Aspetti positivi: i ritorni sono sempre graditi. Specie se le cose che più si ricordano negli ultimi anni circa la band di Sunderland sono l’auto-dichiarata malattia mentale del frontman Barry Hyde e un ultimo album, “Rant” del 2012, che con quella esecuzione a cappella aveva fatto storcere il naso un po’ a tutti, fan della prima ora o meno.

“Powers” torna ad essere un album guitar-driven, con buoni inneschi elettrificati e la giusta carica esplosiva. E  brani come “Jekyll”, “Animus” ed “Electric Shock”, con le sue venature sintetiche new wave, sono anche momenti di effettivo valore.

Aspetti negativi: per quanto la scrittura sia sicuramente più matura (e le esperienze sul proprio stato di salute di Hyde sono spesso in primo piano), è in genera asfittica, raramente cattura l’ascoltatore.
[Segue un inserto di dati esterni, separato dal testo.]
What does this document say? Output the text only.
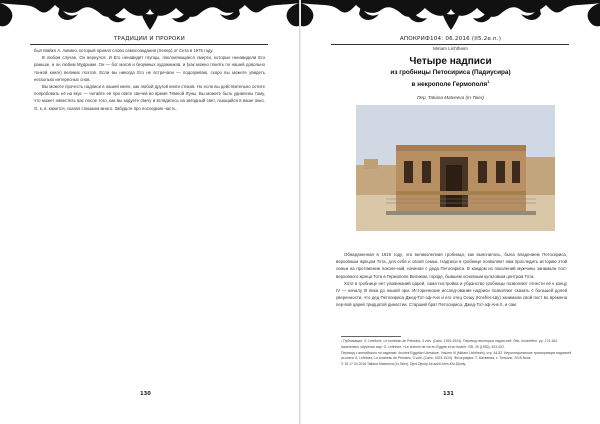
ТРАДИЦИИ И ПРОРОКИ

был Майкл А. Аквино, который принял слово самосозидания (Хепер) от Сета в 1975 году.

В любом случае, Он вернулся. И Его ненавидят глупцы, поклоняющиеся смерти, которые ненавидели Его раньше, и он любим Мудрыми. Он — бог магов и безумных художников, и (как можно понять по нашей довольно тонкой книге) великих поэтов. Если вы никогда Его не встречали — подозреваю, скоро вы можете увидеть несколько интересных снов.

Вы можете прочесть надписи в нашей книге, как любой другой книги стихов. Но если вы действительно хотите попробовать её на вкус — читайте её при свете свечей во время Тёмной Луны. Вы можете быть удивлены тому, что может навестить вас после того, как вы задуете свечу и вглядитесь на звёздный свет, льющийся в ваше окно. О, к, я, кажется, сказал слишком много. Забудьте про последние часть.

130
АПОКРИФ104: 06.2016 (II5.2e.n.)
Miriam Lichtheim
Четыре надписи
из гробницы Петосириса (Падиусира)
в некрополе Гермополя$^1$
Пер. Tatiana Matveeva (In-Taier)

Обнаруженная в 1919 году, эта великолепная гробница, как выяснилось, была владением Петосириса, верховным жрецом Тота, для себя и своей семьи. Надписи в гробнице позволяют нам проследить историю этой семьи на протяжении поколе-ний, начиная с деда Петосириса. В каждом из поколений мужчины занимали пост верховного жреца Тота в Гермополе Великом, городе, бывшем основным культовым центром Тота.

Хотя в гробнице нет упоминаний царей, сама постройка и убранство гробницы позволяют отнести её к концу IV — началу III века до нашей эры. Исторические исслед-ования надписи позволяют сказать с большей долей уверенности, что дед Петосириса Джед-Тот-эф-Анх и его отец Сешу (Knef/ec-Шу) занимали свой пост во времена пер-вой царей тридцатой династии. Старший брат Петосириса, Джед-Тот-эф-Анх II, и сам

¹ Публикация: G. Lefebvre, Le tombeau de Petosiris, 3 vols. (Cairo, 1923-1924). Перевод некоторых надпи-сей: Otto, Inschriften, pp. 174-184. Касательно обучения ему: G. Lefebvre, «Le chemin de vie en Égypte et en Israël», RB, 39 (1930), 403-432.

Перевод с английского по изданию: Ancient Egyptian Literature, Volume III (Miriam Lichtheim), стр. 44-52. Иероглифическое транскрипция надписей из книги G. Lefebvre, Le tombeau de Petosiris, 3 vols. (Cairo, 1923-1924). Фотография: Т. Матвеева, с. Тельэль, 2015 Воок.

© 15 17 04 2016 Tatiana Matveeva (In-Taier), Djed-Djhuty-iuf-ankh Ahm-Khi-Djhuty.

131
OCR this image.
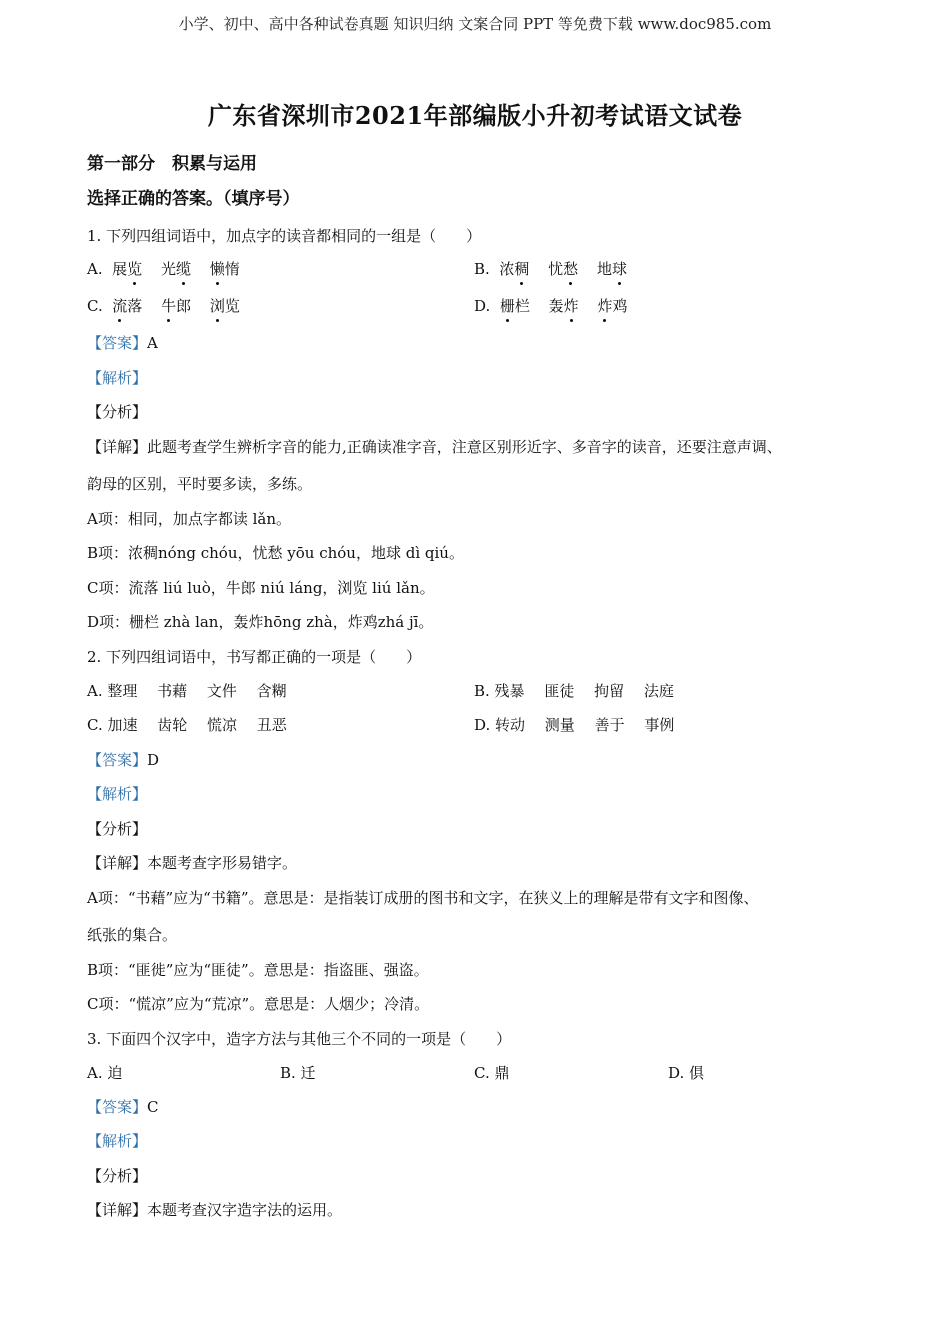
小学、初中、高中各种试卷真题 知识归纳 文案合同 PPT 等免费下载 www.doc985.com
广东省深圳市2021年部编版小升初考试语文试卷
第一部分　积累与运用
选择正确的答案。（填序号）
1. 下列四组词语中，加点字的读音都相同的一组是（　　）
A. 展览 光缆 懒惰	B. 浓稠 忧愁 地球
C. 流落 牛郎 浏览	D. 栅栏 轰炸 炸鸡
【答案】A
【解析】
【分析】
【详解】此题考查学生辨析字音的能力,正确读准字音，注意区别形近字、多音字的读音，还要注意声调、
韵母的区别，平时要多读，多练。
A项：相同，加点字都读 lǎn。
B项：浓稠nóng chóu，忧愁 yōu chóu，地球 dì qiú。
C项：流落 liú luò，牛郎 niú láng，浏览 liú lǎn。
D项：栅栏 zhà lan，轰炸hōng zhà，炸鸡zhá jī。
2. 下列四组词语中，书写都正确的一项是（　　）
A. 整理　 书藉　 文件　 含糊	B. 残暴　 匪徒　 拘留　 法庭
C. 加速　 齿轮　 慌凉　 丑恶	D. 转动　 测量　 善于　 事例
【答案】D
【解析】
【分析】
【详解】本题考查字形易错字。
A项：“书藉”应为“书籍”。意思是：是指装订成册的图书和文字，在狭义上的理解是带有文字和图像、
纸张的集合。
B项：“匪徙”应为“匪徒”。意思是：指盗匪、强盗。
C项：“慌凉”应为“荒凉”。意思是：人烟少；冷清。
3. 下面四个汉字中，造字方法与其他三个不同的一项是（　　）
A. 迫	B. 迁	C. 鼎	D. 俱
【答案】C
【解析】
【分析】
【详解】本题考查汉字造字法的运用。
Le chitarre graffiano, ma riff ed assoli sono lontani dall’essere così trascinanti come agli esordi. Cori, coretti e melodie non sono certo in sè stucchevoli, ma è  la lunghezza dell’album (oltre 43 minuti) che finisce per, specie nella seconda metà , fare accartocciare l’album su se stesso giacchè, più che fluidità , non trova nè picchi, nè stuzzicanti  cambi di passo, tantomeno momenti degni di particolare nota.

Restiamo ottimisti e speriamo che la strada sia stata ritrovata davvero: adesso però è il momento di dare valore all’indole,  non perdendo l’ispirazione, agganci ed efficacia artistica. Perchè fare la fine di compagni di avventure di ormai qualcosa come 15 e più anni fa (Maxà¯mo Park e contubernali) è più facile di quanto si sarebbe potuto al tempo immaginare.